Understanding the service exchanges between an organization and its customers can help to better align customer needs with a company’s processes, and where there are exchange friction points, these can serve as opportunities to correct organizational shortcomings, improve brand perception, and bridge the gap between customers and the organization.
The Ministry of Attorney General Tribunal Transformation & Supports Office (TTSO) hired Graphically Speaking to identify strategic process change opportunities for the BC Assessment Authority (BC Assessment).
Working closely with the TTSO and BC Assessment our strategists employed holistic research methods to uncover process friction points and “Service Design” improvement opportunities.
BC Assessment is a provincial Crown corporation that is legislated to establish and maintain an assessment roll of property values throughout the province. Property is placed in one or more of nine property classes that are typically based on the property’s use. Annually, property owners are mailed an assessment notice and valuation determined by BC Assessment.
Property owners seeking clarification about assessment valuations must contact BC Assessment. Alternatively, property owners, or a designate under the Assessment Act, may pursue a complaint or appeal of the assessed value undertaken by BC Assessment. The complaint process allows for the correction of erroneous valuations and omissions related to property assessments.
The Service Design Network (SDN) defines Service Design as:
“…the activity of planning and organizing people, infrastructure, communication and material components of a service in order to improve its quality and the interaction between service provider and customers. The purpose of service design methodologies is to design according to the needs of customers or participants, so that the service is user-friendly, competitive and relevant to the customers.”
Individuals that participated in our research included residential and commercial property owners, tax agents, BC Assessment assessors and administrators, Property Assessment Review Panel (PARP) members and administrators, and Property Assessment Appeal Board (PAAB) members.

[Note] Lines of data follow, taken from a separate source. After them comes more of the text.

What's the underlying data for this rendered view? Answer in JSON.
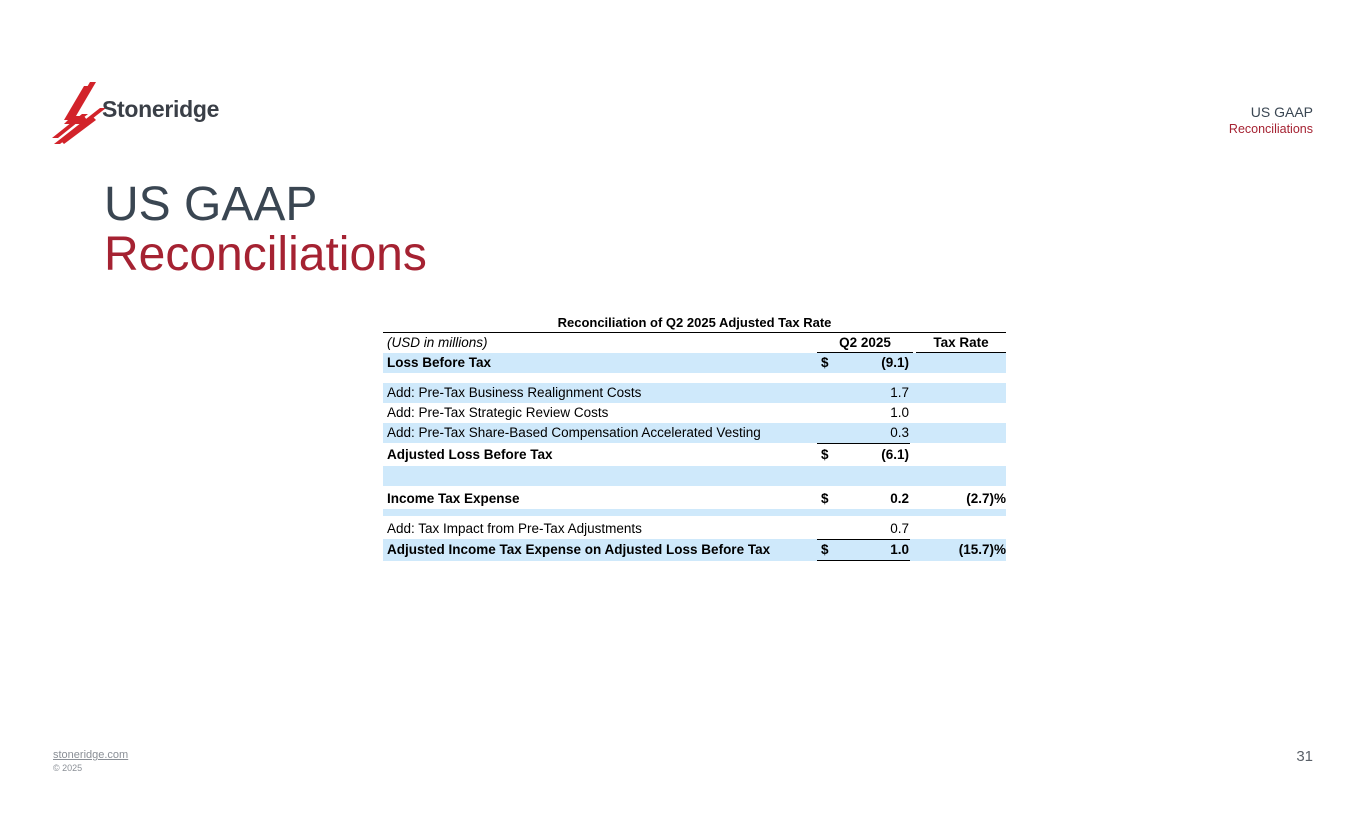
{
  "brand": {
    "name": "Stoneridge",
    "logo_color": "#d2232a"
  },
  "section_tag": {
    "line1": "US GAAP",
    "line2": "Reconciliations"
  },
  "title": {
    "line1": "US GAAP",
    "line2": "Reconciliations"
  },
  "table": {
    "title": "Reconciliation of Q2 2025 Adjusted Tax Rate",
    "units": "(USD in millions)",
    "col_amount": "Q2 2025",
    "col_rate": "Tax Rate",
    "rows": {
      "loss_before_tax": {
        "label": "Loss Before Tax",
        "dollar": "$",
        "value": "(9.1)"
      },
      "business_realignment": {
        "label": "Add: Pre-Tax Business Realignment Costs",
        "value": "1.7"
      },
      "strategic_review": {
        "label": "Add: Pre-Tax Strategic Review Costs",
        "value": "1.0"
      },
      "share_based": {
        "label": "Add: Pre-Tax Share-Based Compensation Accelerated Vesting",
        "value": "0.3"
      },
      "adjusted_loss": {
        "label": "Adjusted Loss Before Tax",
        "dollar": "$",
        "value": "(6.1)"
      },
      "income_tax_expense": {
        "label": "Income Tax Expense",
        "dollar": "$",
        "value": "0.2",
        "rate": "(2.7)%"
      },
      "tax_impact": {
        "label": "Add: Tax Impact from Pre-Tax Adjustments",
        "value": "0.7"
      },
      "adjusted_income_tax": {
        "label": "Adjusted Income Tax Expense on Adjusted Loss Before Tax",
        "dollar": "$",
        "value": "1.0",
        "rate": "(15.7)%"
      }
    }
  },
  "footer": {
    "link": "stoneridge.com",
    "copyright": "© 2025",
    "page_number": "31"
  }
}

Project objectives included learning about the complainant’s experience during the process to provide improved opportunities and options for meaningful transformational change.

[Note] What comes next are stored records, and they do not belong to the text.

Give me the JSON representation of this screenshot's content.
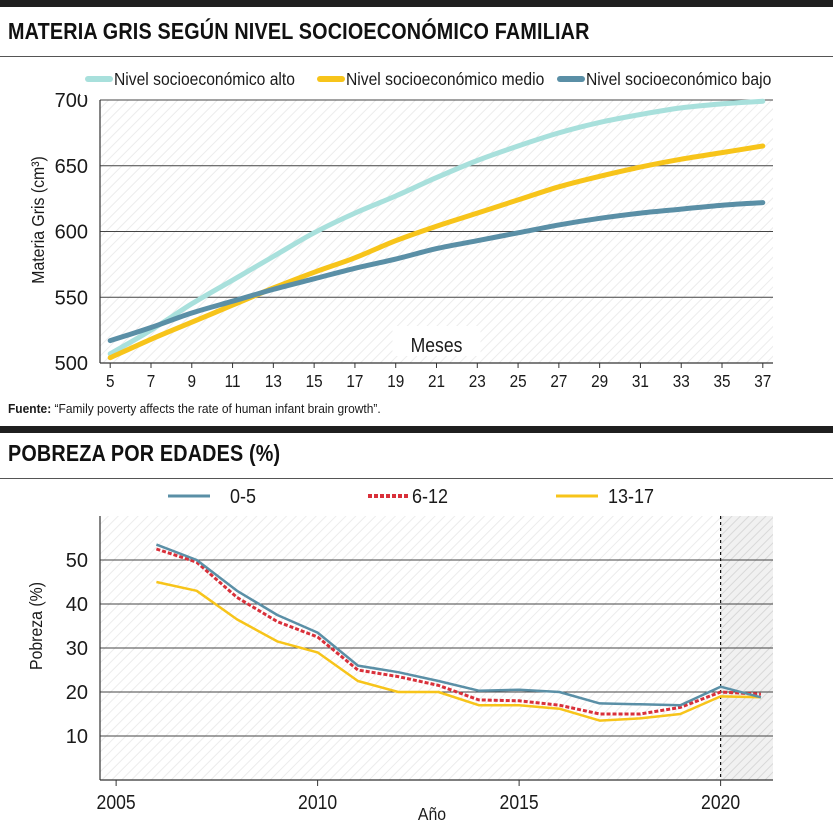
{
  "chart1": {
    "title": "MATERIA GRIS SEGÚN NIVEL SOCIOECONÓMICO FAMILIAR",
    "source_label": "Fuente:",
    "source_text": "“Family poverty affects the rate of human infant brain growth”.",
    "chart_data": {
      "type": "line",
      "title": "MATERIA GRIS SEGÚN NIVEL SOCIOECONÓMICO FAMILIAR",
      "xlabel": "Meses",
      "ylabel": "Materia Gris (cm³)",
      "xlim": [
        4.5,
        37.5
      ],
      "ylim": [
        500,
        700
      ],
      "xticks": [
        5,
        7,
        9,
        11,
        13,
        15,
        17,
        19,
        21,
        23,
        25,
        27,
        29,
        31,
        33,
        35,
        37
      ],
      "yticks": [
        500,
        550,
        600,
        650,
        700
      ],
      "x": [
        5,
        7,
        9,
        11,
        13,
        15,
        17,
        19,
        21,
        23,
        25,
        27,
        29,
        31,
        33,
        35,
        37
      ],
      "series": [
        {
          "name": "Nivel socioeconómico alto",
          "color": "#a8e0dc",
          "values": [
            507,
            525,
            545,
            563,
            581,
            599,
            614,
            627,
            641,
            654,
            665,
            675,
            683,
            689,
            694,
            697,
            699
          ]
        },
        {
          "name": "Nivel socioeconómico medio",
          "color": "#f7c41a",
          "values": [
            504,
            518,
            531,
            544,
            557,
            569,
            580,
            593,
            604,
            614,
            624,
            634,
            642,
            649,
            655,
            660,
            665
          ]
        },
        {
          "name": "Nivel socioeconómico bajo",
          "color": "#5a8fa6",
          "values": [
            517,
            527,
            538,
            547,
            556,
            564,
            572,
            579,
            587,
            593,
            599,
            605,
            610,
            614,
            617,
            620,
            622
          ]
        }
      ]
    }
  },
  "chart2": {
    "title": "POBREZA POR EDADES (%)",
    "chart_data": {
      "type": "line",
      "title": "POBREZA POR EDADES (%)",
      "xlabel": "Año",
      "ylabel": "Pobreza (%)",
      "xlim": [
        2005,
        2021.3
      ],
      "ylim": [
        0,
        60
      ],
      "xticks": [
        2005,
        2010,
        2015,
        2020
      ],
      "yticks": [
        10,
        20,
        30,
        40,
        50
      ],
      "marker_line_x": 2020,
      "x": [
        2006,
        2007,
        2008,
        2009,
        2010,
        2011,
        2012,
        2013,
        2014,
        2015,
        2016,
        2017,
        2018,
        2019,
        2020,
        2021
      ],
      "series": [
        {
          "name": "0-5",
          "color": "#5a8fa6",
          "style": "solid",
          "values": [
            53.5,
            50,
            43,
            37.5,
            33.5,
            26,
            24.5,
            22.5,
            20.3,
            20.5,
            20,
            17.4,
            17.2,
            17,
            21.2,
            18.8
          ]
        },
        {
          "name": "6-12",
          "color": "#d9303a",
          "style": "dashed",
          "values": [
            52.5,
            49.5,
            41.5,
            36,
            32.5,
            25,
            23.5,
            21.5,
            18.2,
            18,
            17,
            15,
            15,
            16.5,
            20,
            19.5
          ]
        },
        {
          "name": "13-17",
          "color": "#f7c41a",
          "style": "solid",
          "values": [
            45,
            43,
            36.5,
            31.5,
            29,
            22.5,
            20,
            20,
            17,
            17,
            16.2,
            13.5,
            14,
            15,
            19,
            18.8
          ]
        }
      ]
    }
  }
}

Service Design Research Activities Include:
- Observing telephone calls at BC Assessment offices
- Interviewing complainants participating in the property assessment complaint and appeal process (in-person, telephone and through surveys)
- Conducting heuristic reviews of the current online assessment review and complaint processes
- Engaging in stakeholder meetings with user groups
- Completing personas and journey mapping studies for residential strata and commercial property types
- Conducting usability testing with typical site users to determine the level of satisfaction with the current online and paper engagement methods
Common themes identified throughout the course of research included additional education opportunities for participants about the complaint and appeal process, dissatisfaction with limited time allotments for hearings, increasing consistency and transparency for decision-making, and the perception of independence between BC Assessment, PARP and PAAB.
To enhance the property assessment complaint and appeal process a variety of options and opportunities were explored and evaluated. We presented four options to streamline and improve the property assessment complaint and appeal process.
“Service Design is all about making the service you deliver useful, usable, efficient, effective and desirable.”
The UK Design Council
Our research approach uncovered valuable service design improvements both in the short and long term. Our team identified several areas of improvement and recommended some progressive technological solutions.
Incremental changes to the process may be more achievable in the short term as it modifies, adjusts, or refines the status quo. However, minor changes do not provide true innovation or lasting improvement. Modernization of the process allows for innovative thinking, development of solutions that are future-focused, and smoother implementation of advanced technological tools that will make the system more transparent, accessible, and fair.